I had been pacing as we talked, but this made me sit down. My daughter got this lesson at age 18. I didn’t experience it until I was 31. Her epiphany brought back the memory: She was 9 months old and got her first stomach virus. Having never dealt with a vomiting baby, I had no idea what to do. And I did all the wrong things. I was so worried about her getting dehydrated and not eating that I kept trying to give her a bottle, which she would immediately vomit up all over us both. She was feverish and clingy and fat tears rolled down her flushed cheeks every time I tried to put her down. I was exhausted but that did not matter. It was a week before my sister’s wedding, and I had no family to call on because everyone was afraid of catching whatever my daughter had. And then my husband tells me, “I’m not feeling well.” Soon I started to feel the telltale symptoms. I had a sick child, a sick husband, and a sick me, but the “me” part didn’t matter because I had to take care of everyone else.

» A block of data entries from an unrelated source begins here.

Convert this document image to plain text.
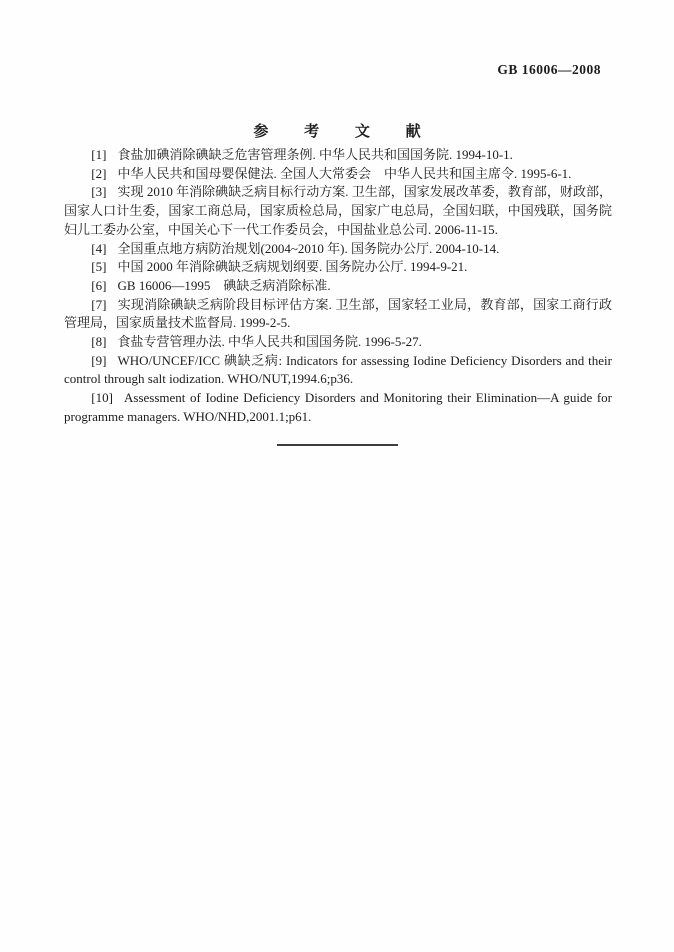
GB 16006—2008
参 考 文 献

[1] 食盐加碘消除碘缺乏危害管理条例. 中华人民共和国国务院. 1994-10-1.

[2] 中华人民共和国母婴保健法. 全国人大常委会　中华人民共和国主席令. 1995-6-1.

[3] 实现 2010 年消除碘缺乏病目标行动方案. 卫生部，国家发展改革委，教育部，财政部，国家人口计生委，国家工商总局，国家质检总局，国家广电总局，全国妇联，中国残联，国务院妇儿工委办公室，中国关心下一代工作委员会，中国盐业总公司. 2006-11-15.

[4] 全国重点地方病防治规划(2004~2010 年). 国务院办公厅. 2004-10-14.

[5] 中国 2000 年消除碘缺乏病规划纲要. 国务院办公厅. 1994-9-21.

[6] GB 16006—1995　碘缺乏病消除标准.

[7] 实现消除碘缺乏病阶段目标评估方案. 卫生部，国家轻工业局，教育部，国家工商行政管理局，国家质量技术监督局. 1999-2-5.

[8] 食盐专营管理办法. 中华人民共和国国务院. 1996-5-27.

[9] WHO/UNCEF/ICC 碘缺乏病: Indicators for assessing Iodine Deficiency Disorders and their control through salt iodization. WHO/NUT,1994.6;p36.

[10] Assessment of Iodine Deficiency Disorders and Monitoring their Elimination—A guide for programme managers. WHO/NHD,2001.1;p61.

I remember really resenting that. I'm sick too; I'm tired too; why is no one helping me? But I pushed through, sleeping when the baby slept and trading off with my husband once he was able. Somehow we all made it to my sister’s wedding. And then eventually everyone was healthy again, and my initiation into the martyrdom of motherhood was complete: We push, and sacrifice, and endure, not just because others expect it but because it is the burden we put on ourselves. If not Mom, who? And so I toughened up. I greeted every future illness as if I were a warrior heading into battle: cure it, contain it, and cancel all your plans.


On what was supposed to be a vacation, my daughter found herself being the caretaker. She learned a lesson in how to push through when you just want to run away, and also got a crash course in the unglamourous side of relationships. Tough lessons, but necessary ones.


And I learned yet another lesson in moving to parenting’s cheap seats. I can only watch from afar as my daughter learns a whole slew of lessons that had never occurred to me: How to be sick from home for the first time, how to care for others, how to let people who aren’t your parents care for you. And that there is no magic fix for life’s maladies—often time is the only remedy, and time requires patience.


She is home now, her stomach returned to normal. In just a few weeks, she leaves for college. There will be so many more lessons ahead of her, so many more times when I’m just the voice on the other side of the phone. It’s a lesson for me in letting go, but also a victory for her in adulting. As I let go, she takes on more, and in the process learns how to be the warrior in her own life.